La République dominicaine a annoncé la construction d’une clôture frontalière pour réduire l’immigration illégale en provenance de son voisin Haïti, un projet controversé dont l’efficacité soulève des doutes s’il n’est pas accompagné de plans de développement, soulignent plusieurs experts.
« D’ici à deux ans nous voulons mettre un terme aux graves problèmes d’immigration illégale, de trafic de drogue et de transit de véhicules volés que nous connaissons depuis des années », a déclaré le président Luis Abinader, élu en juillet 2020, annonçant samedi le lancement au deuxième semestre des travaux de construction d’une clôture frontalière de 380 kilomètres.
Une société israélienne spécialisée dans l’armement, Rafael Advanced Defence Systems, est en train de concevoir un projet pilote. Celui-ci devrait comprendre « une double clôture dans les parties les plus sensibles et une clôture simple pour le reste, en plus de détecteurs de mouvement, de caméras de reconnaissance faciale et de systèmes radar et infrarouge », a ajouté le chef de l’État sans en dévoiler le coût.
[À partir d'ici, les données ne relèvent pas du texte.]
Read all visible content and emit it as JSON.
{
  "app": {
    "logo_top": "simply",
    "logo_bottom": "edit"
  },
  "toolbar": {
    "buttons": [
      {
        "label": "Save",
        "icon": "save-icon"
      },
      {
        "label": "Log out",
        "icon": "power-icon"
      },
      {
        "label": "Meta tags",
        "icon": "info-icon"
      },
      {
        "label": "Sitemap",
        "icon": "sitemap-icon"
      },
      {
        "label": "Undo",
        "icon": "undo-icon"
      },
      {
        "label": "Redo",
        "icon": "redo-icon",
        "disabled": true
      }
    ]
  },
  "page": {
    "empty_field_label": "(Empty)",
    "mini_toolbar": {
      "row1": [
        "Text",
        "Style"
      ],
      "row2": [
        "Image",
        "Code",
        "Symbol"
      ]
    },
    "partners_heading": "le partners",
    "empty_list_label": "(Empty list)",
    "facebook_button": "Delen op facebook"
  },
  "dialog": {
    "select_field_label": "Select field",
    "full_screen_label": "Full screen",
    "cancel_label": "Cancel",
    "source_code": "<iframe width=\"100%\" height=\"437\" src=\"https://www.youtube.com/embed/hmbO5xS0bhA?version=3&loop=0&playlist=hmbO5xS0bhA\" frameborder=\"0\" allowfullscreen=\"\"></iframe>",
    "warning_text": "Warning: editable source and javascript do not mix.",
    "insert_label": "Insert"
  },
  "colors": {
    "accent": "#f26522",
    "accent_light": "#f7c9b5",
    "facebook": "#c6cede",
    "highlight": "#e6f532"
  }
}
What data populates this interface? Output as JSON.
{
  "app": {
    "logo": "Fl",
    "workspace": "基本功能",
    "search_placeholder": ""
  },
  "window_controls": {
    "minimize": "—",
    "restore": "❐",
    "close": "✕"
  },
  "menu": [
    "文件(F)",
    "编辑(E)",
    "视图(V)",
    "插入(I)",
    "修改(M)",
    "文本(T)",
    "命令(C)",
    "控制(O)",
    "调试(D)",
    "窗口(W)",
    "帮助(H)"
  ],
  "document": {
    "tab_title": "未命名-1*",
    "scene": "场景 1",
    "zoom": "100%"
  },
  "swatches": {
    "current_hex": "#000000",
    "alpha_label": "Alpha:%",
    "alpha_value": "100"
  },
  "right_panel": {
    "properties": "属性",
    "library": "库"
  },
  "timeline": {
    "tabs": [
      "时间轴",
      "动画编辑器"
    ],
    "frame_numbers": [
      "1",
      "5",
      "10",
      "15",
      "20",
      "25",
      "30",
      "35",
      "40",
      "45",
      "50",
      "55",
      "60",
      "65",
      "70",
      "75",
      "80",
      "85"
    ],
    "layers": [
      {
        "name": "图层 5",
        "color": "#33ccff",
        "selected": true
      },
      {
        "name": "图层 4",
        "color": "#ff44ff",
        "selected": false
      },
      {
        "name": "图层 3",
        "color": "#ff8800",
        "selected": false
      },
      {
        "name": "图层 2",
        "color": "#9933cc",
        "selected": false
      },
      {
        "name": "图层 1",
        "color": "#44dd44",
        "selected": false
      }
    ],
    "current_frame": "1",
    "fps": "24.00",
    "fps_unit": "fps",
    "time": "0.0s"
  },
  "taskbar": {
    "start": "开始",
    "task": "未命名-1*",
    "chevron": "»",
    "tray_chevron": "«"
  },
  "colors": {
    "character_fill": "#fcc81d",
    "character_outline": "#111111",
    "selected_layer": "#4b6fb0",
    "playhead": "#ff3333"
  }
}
Quatre points de passage officiels séparent les deux pays qui se partagent l’île d’Hispaniola, dont 64% du territoire sont occupés par la République dominicaine (10 millions d’habitants), à l’ouest, et le reste par Haïti (11 millions d’habitants).
Les relations entre les deux pays sont historiquement difficiles et chaque nouveau gouvernement dominicain fait de la question sensible de la migration une priorité.
Environ 500 000 Haïtiens vivent illégalement de l’autre côté de la frontière et des militaires domingois patrouillent dans les zones de passage d’immigration clandestine et de contrebande.
Ce projet de « mur » fait suite à un accord conclu le 14 janvier entre Luis Abinader et son homologue haïtien, Jovenel Moise, pour réduire « le flux migratoire irrégulier » et « renforcer la sécurité et la surveillance aux frontières ».
Mais Juan Del Rosario, professeur à l’Université autonome de Saint-Domingue, estime que « ce mur n’a aucune raison d’exister » car « tant que l’extrême pauvreté et l’instabilité politique persisteront en Haïti, il y aura une pression migratoire ».
« Vous pouvez construire un mur de 100 mètres de haut les gens chercheront toujours des moyens de passer », explique le chercheur à l’AFP, en citant le mur voulu par l’ex-président Donald Trump entre les États-Unis et le Mexique.
« Avec pourtant plus de moyens financiers et technologiques, cela s’est avéré impossible » à réaliser, note-t-il.
« Dépenses inutiles »
Bien qu’il ne fasse pas l’unanimité, ce projet de frontière physique est bien accueilli dans les rues de Saint-Domingue.
« Il y a des Haïtiens partout, on ne peut même pas prendre rendez-vous chez le médecin car c’est plein d’Haïtiens. Donc pour moi le mur est une bonne idée », affirme à l’AFP Lucia, étudiante de 23 ans, qui n’a pas souhaité donner son nom de famille.
« Cela réduira les problèmes », renchérit Antonio Mejia, 62 ans, sans emploi. « Ça permettrait de contrôler la migration d’un pays à l’autre ».
William Charpentier, coordinateur du Bureau national dominicain pour les migrations et les réfugiés, regrette qu’à chaque fois, l’idée d’ériger un mur frontalier exacerbe « xénophobie et racisme ».
Il pointe les expulsions massives de clandestins et les obstacles que rencontrent les migrants légaux pour renouveler leurs papiers ou louer une habitation : « c’est de la persécution permanente », se désole-t-il.
Les experts soulignent aussi les nombreux échanges commerciaux aux frontières.
« Contrairement à ce que l’on pourrait penser, du côté haïtien il y a l’argent et du côté dominicain le produit », explique le professeur Juan Del Rosario.
« Il y a un échange informel constant qui ne peut être considéré comme de la contrebande (…). S’il est bloqué, cela va entraîner des flux migratoires internes » des villes frontalières vers les zones urbaines, prévient-il.
En outre, des secteurs comme l’agriculture et la construction ont besoin de main-d’œuvre étrangère, explique Josué Gastelbondo, chef de la mission de l’Organisation internationale pour les migrations (OIM) à Saint-Domingue.
« Des mesures telles que le renforcement des contrôles aux frontières devraient idéalement être complétées par des mesures visant à promouvoir une migration régulière et ordonnée », souligne-t-il.
Pour William Charpentier, construire cette longue séparation représente « des dépenses inutiles ». Selon lui, il serait plus opportun de « multiplier les projets de développement » dans la zone frontalière qui profiteraient tant aux Dominicains qu’aux Haïtiens.